A simple greedy algorithm does the trick.

First, sort the bricks into descending order, a1 >= a2 >= ... >= an.

Observation 1: For a stack, we only need to store the length of the top brick.

We'll put the bricks one by one and maintain the sorted length of the top brick of the current stacks in a BST S. For each brick ai, we find the shortest top brick in S such that ai can be put on top (si >= ai + x) if such a top brick exists and put ai on top. Otherwise, we need to start a new stack and put ai as the base brick. Searching the shortest top brick such that ai can be put on top can be done via binary search on the BST S.

Observation 2: This is optimal. It can be proven by the exchange argument.
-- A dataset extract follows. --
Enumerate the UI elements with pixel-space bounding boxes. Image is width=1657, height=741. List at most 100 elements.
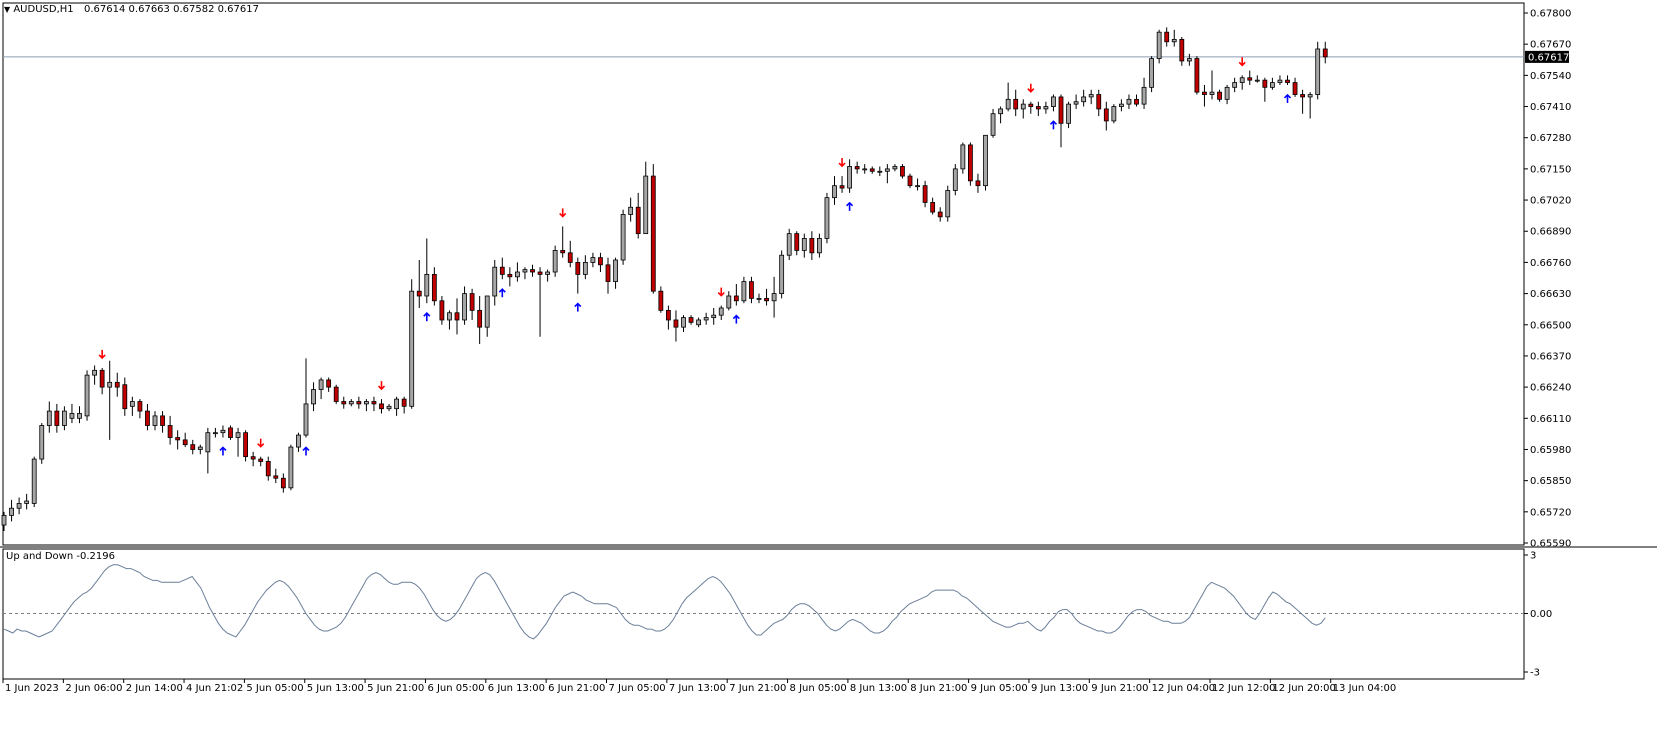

The outline of the exchange argument goes as follows:

Assume an optimal solution uses n stacks T = {stack_1, stack_2, ..., stack_n} and our algorithm uses m stacks S = {stack_1, stack_2, ..., stack_m}.

We identify the location of a1 in T, say stack_i. a1 must be at the bottom of stack_i.

Now, if a2 + x <= a1 but a2 is not on top of a1 in T, a2 must be at the base of another stack stack_j where i != j. We can swap {stack_i minus a_1} with {stack_j} and the resulted set T' will also be a valid solution with n stacks where the first step of putting a2 matches with our algorithm. We repeat the exchange process recursively by ignoring a1 from T and focuses on {a2, ..., an}

Otherwise, if a2 + x > a1, then a2 must be at the bottom of some stack_j such that i != j. This matches with our algorithm. We repeat the exchange process recursively by ignoring a1 from T and focuses on {a2, ..., an}.

At the very end, the set T will be transformed to S while keeping the number of stacks unchanged, proving that |S| = |T|.